Two approaches in virtualization with digital preservation in mind are known: Universal Virtual Computer (UVC) -based preservation method from IBM and Olonys virtual machine by Joguin. The UVC is currently being developed further within the Planets project and shares many aspects with Olonys. However, the UVC is less focused on peripheral input and output support while most computers and other devices rely heavily on external communication with other devices. It is well capable of long-term access to static digital objects like images, text, spreadsheets, and sound, but it offers less support for executable objects like multimedia, user applications and games. KEEP will build on the Olonys virtual machine that was designed with maximum portability and flexibility in mind. This virtual machine features a multi-layered software structure, comprising several increasingly-complex stacked virtual machines. The main advantage of this approach is that programmes meant to execute on the virtual machine, such as the emulation framework, are compiled to a mostly complete virtual system similar to present computers, but only a very simplified virtual machine architecture needs to be ported or migrated to a real machine to make it all work.
As a consequence, to be able to execute applications compatible with Olonys, only a very short programme has to be ported, reasonably ensuring that it will always be easy to implement this programme on any future computer system: with no help from any specific programming tool, the implementation process should always require less than a week for a single programmer.
Moreover, the Olonys peripheral management is self-adaptive, using matching algorithms between physically available peripherals and peripherals requested by programmes, so that programmes written for Olonys do not need to include any kind of mechanism to adapt to different or future hardware peripheral configurations.
These features, which do not exist in any current system, thus provide durability to software compatible with Olonys, and to the Emulation Access Platform in particular. From 2000 to 2003, a thorough specification of the lower-layer parts of this architecture was already defined and implementations based on the three lowest layers have been successfully prototyped.
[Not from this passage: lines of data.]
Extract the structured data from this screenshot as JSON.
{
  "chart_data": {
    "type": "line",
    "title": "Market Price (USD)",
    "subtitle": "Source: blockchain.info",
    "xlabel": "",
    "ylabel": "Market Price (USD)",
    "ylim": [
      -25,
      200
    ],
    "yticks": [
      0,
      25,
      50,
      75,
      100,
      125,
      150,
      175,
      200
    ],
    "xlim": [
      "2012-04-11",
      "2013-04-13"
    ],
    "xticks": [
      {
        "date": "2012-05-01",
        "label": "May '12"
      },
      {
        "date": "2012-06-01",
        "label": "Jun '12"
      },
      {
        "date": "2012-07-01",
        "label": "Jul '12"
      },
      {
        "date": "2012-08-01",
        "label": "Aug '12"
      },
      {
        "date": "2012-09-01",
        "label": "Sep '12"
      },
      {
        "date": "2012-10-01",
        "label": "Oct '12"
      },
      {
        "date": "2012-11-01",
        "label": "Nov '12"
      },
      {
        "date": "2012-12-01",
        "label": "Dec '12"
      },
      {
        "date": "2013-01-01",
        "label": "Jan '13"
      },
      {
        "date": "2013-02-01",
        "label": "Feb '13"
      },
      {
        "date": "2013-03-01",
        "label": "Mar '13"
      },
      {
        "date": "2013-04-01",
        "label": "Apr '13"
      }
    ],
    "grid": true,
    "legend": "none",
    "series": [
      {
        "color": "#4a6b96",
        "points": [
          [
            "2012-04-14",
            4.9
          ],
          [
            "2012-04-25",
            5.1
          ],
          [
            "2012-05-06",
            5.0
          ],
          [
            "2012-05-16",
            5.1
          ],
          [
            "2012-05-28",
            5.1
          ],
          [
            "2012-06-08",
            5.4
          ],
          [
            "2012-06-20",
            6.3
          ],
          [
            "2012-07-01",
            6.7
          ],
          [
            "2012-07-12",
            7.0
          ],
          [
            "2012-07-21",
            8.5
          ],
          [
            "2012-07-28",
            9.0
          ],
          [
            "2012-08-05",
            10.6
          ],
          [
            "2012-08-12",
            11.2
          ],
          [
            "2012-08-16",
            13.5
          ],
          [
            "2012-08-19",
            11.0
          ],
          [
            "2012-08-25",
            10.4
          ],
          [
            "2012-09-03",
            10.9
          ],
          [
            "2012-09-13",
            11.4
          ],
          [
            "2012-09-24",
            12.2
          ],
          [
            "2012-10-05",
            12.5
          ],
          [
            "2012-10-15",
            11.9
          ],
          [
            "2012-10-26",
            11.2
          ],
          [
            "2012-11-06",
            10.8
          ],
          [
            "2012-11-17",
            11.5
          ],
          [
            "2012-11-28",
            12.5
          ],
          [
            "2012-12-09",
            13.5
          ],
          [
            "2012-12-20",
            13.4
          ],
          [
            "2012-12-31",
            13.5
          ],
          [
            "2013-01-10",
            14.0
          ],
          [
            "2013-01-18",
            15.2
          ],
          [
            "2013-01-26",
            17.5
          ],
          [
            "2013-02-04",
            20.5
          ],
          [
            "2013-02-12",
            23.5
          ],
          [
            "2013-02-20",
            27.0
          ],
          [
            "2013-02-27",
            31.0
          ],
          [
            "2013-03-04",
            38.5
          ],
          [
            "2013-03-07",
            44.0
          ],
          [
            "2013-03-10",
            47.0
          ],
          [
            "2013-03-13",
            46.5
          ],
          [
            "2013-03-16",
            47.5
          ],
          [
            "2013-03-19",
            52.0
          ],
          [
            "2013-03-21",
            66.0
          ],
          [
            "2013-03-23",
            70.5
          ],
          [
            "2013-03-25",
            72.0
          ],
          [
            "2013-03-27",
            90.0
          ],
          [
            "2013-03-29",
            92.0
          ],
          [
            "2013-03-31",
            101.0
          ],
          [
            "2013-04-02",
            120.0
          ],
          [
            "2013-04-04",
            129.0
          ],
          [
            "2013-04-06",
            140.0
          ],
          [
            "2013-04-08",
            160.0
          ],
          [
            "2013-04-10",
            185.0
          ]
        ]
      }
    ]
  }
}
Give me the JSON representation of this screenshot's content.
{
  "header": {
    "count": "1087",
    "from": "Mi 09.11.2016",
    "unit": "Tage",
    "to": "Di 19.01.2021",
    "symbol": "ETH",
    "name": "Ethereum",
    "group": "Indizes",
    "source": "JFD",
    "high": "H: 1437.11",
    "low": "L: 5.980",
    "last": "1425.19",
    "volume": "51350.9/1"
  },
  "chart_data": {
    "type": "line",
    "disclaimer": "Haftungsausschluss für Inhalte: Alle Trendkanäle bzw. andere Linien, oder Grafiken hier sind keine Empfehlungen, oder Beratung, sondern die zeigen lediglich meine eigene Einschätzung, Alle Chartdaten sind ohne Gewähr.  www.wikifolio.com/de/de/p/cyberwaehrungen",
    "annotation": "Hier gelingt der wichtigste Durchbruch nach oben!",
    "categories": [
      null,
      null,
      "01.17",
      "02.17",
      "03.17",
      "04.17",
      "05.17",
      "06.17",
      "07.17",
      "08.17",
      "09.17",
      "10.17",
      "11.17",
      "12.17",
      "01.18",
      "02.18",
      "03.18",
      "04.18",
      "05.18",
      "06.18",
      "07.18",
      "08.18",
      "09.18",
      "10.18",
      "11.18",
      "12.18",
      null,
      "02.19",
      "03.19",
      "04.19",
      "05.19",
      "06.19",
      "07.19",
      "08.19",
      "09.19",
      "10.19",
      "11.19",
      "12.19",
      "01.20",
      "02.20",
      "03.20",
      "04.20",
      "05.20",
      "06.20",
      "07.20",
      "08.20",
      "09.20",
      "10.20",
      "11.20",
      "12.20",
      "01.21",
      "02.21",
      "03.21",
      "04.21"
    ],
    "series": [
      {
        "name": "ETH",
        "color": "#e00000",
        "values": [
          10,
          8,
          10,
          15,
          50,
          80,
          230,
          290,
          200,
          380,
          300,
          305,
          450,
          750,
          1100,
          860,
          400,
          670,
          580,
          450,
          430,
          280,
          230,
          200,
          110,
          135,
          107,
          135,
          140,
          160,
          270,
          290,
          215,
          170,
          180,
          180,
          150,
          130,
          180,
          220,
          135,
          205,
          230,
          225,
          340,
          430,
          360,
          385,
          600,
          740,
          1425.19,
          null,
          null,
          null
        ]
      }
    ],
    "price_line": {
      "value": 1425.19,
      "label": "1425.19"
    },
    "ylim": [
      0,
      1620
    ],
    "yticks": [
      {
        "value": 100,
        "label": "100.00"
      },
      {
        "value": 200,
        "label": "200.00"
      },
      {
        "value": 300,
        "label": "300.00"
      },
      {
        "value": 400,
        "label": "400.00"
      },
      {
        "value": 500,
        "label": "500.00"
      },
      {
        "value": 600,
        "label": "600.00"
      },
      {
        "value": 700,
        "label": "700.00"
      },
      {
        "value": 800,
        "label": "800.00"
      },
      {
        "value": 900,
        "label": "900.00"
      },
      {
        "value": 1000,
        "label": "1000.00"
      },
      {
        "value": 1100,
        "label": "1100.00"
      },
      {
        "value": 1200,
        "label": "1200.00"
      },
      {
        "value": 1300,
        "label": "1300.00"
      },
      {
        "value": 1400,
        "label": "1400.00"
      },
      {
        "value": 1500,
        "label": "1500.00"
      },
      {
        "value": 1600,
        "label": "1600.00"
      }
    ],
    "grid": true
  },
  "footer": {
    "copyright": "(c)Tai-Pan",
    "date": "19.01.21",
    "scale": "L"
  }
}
The specification of this virtual machine led to the filing of three French patents (publication numbers FR2833728, FR2833729 and FR2833731), as well as an international patent (WO03052542), which today have entered the public domain. Within the KEEP project, the higher-layer parts of the Olonys specification will be completed, and development of the virtual machine internals will be carried out based on this completed technical specification, as well as on the very base of the architecture, which, although already fully-functional, represents less than 10% of the total development effort for the complete virtual machine.